Abstract

We investigate the effect of systematically varying erosion intensity (K) on the geometry and kinematics of fold‐and‐thrust belts modeled using equivalent conditions in physical and numerical experiments. Similar material properties and boundary conditions were used to compare numerical experiments to those modeled in the sandbox using an erosion rule that removes mass from the scaled sand wedges according to rates expected from bedrock fluvial incision. The geometry of both modeling approaches is quantitatively compared with that expected from analytical theory. The fold‐and‐thrust belt growth rate is inversely proportional to K and is well predicted by theory, except for the high erosion case, in which both the numerical and the experimental sandbox grows supercritically.
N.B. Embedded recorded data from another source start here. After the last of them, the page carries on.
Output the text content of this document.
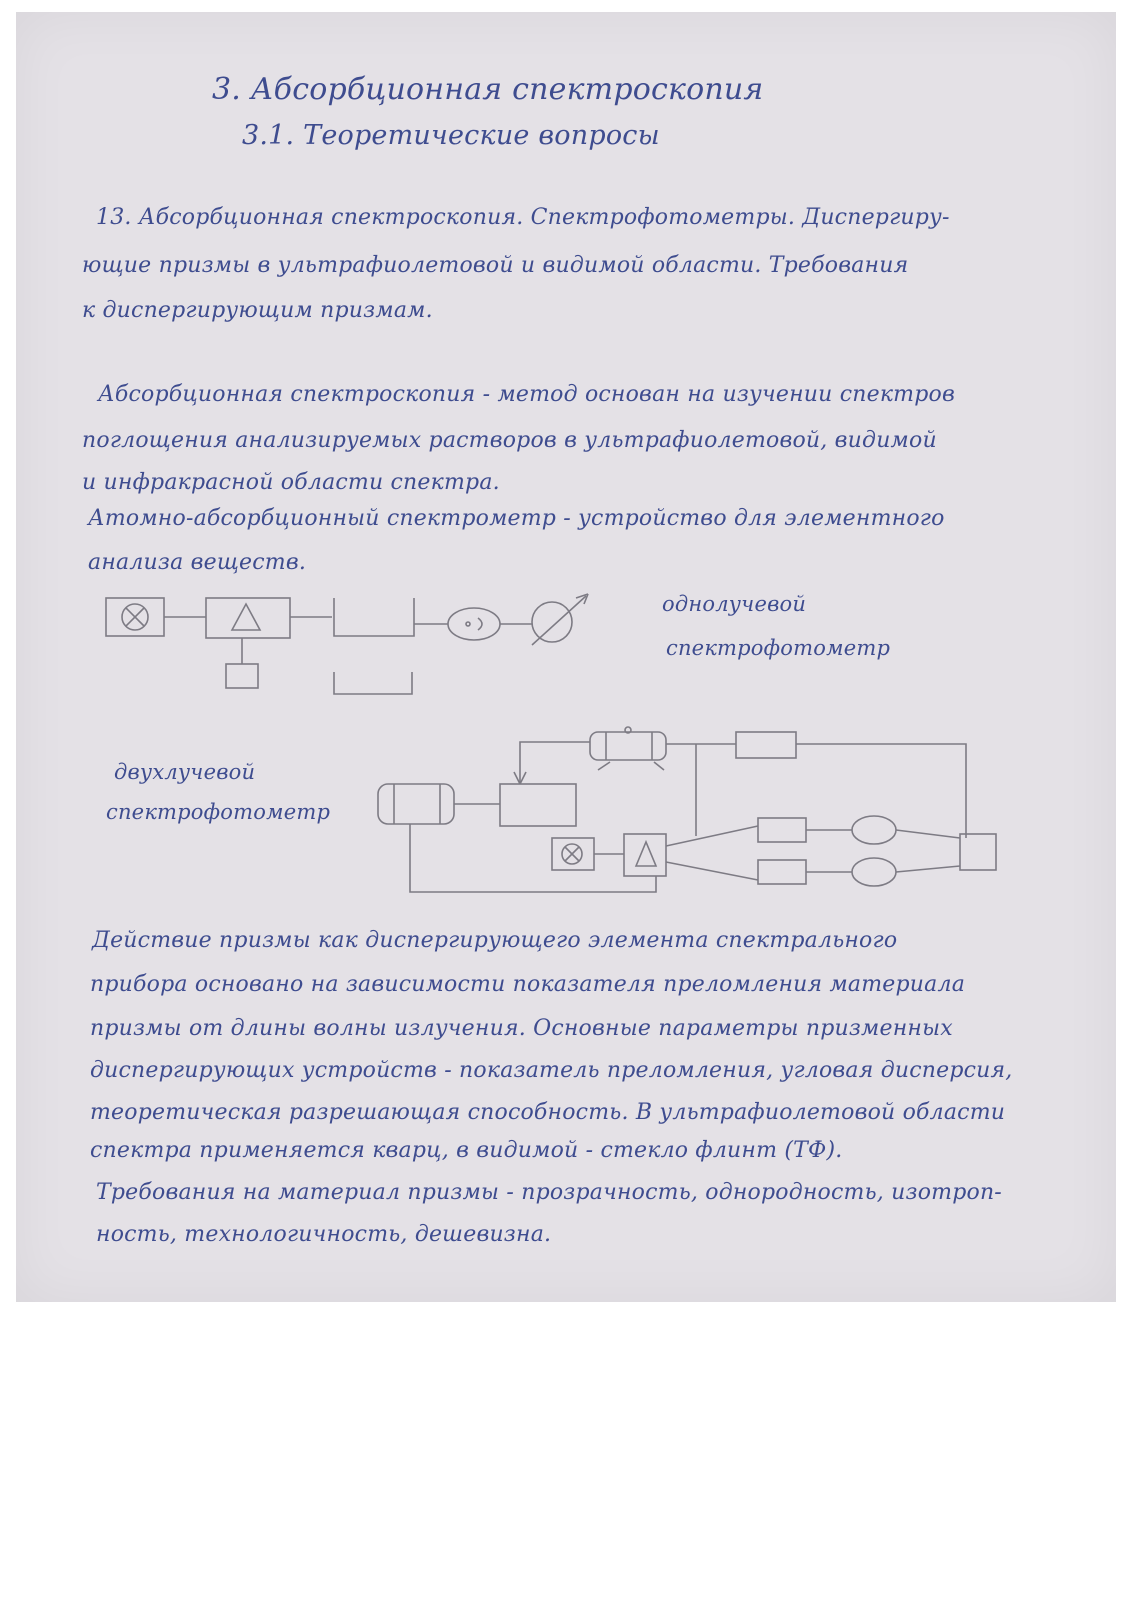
3. Абсорбционная спектроскопия
3.1. Теоретические вопросы
13. Абсорбционная спектроскопия. Спектрофотометры. Диспергиру-
ющие призмы в ультрафиолетовой и видимой области. Требования
к диспергирующим призмам.
Абсорбционная спектроскопия - метод основан на изучении спектров
поглощения анализируемых растворов в ультрафиолетовой, видимой
и инфракрасной области спектра.
Атомно-абсорбционный спектрометр - устройство для элементного
анализа веществ.
однолучевой
спектрофотометр
двухлучевой
спектрофотометр
Действие призмы как диспергирующего элемента спектрального
прибора основано на зависимости показателя преломления материала
призмы от длины волны излучения. Основные параметры призменных
диспергирующих устройств - показатель преломления, угловая дисперсия,
теоретическая разрешающая способность. В ультрафиолетовой области
спектра применяется кварц, в видимой - стекло флинт (ТФ).
Требования на материал призмы - прозрачность, однородность, изотроп-
ность, технологичность, дешевизна.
A direct relationship exists between the erosion intensity and the number of fore‐shear bands and shear strain magnitude. The number of fore‐shear bands decreases, and their strain increases with erosion intensity. The results indicate that realistic and mechanistic erosion rules can be applied to physical experiments to model mass removal, and this approach opens up the possibility of calibrating strain history to erosion intensities for predictions in natural settings. Quantitative comparisons between the physical and numerical sandbox experiments indicate that deformation style and geometry of the thrust‐and‐fold belts are similar when identical rheologies and boundary conditions are used. This benchmarking suggests that numerical experiments realistically model conditions observed in the simple, cohesionless rheologies commonly employed in sandbox experiments. This suggests that numerical simulation may reliably model experimental deformation in geological situations that are difficult to represent in scaled experiments because of the different scales and rheologies of natural orogenic wedges.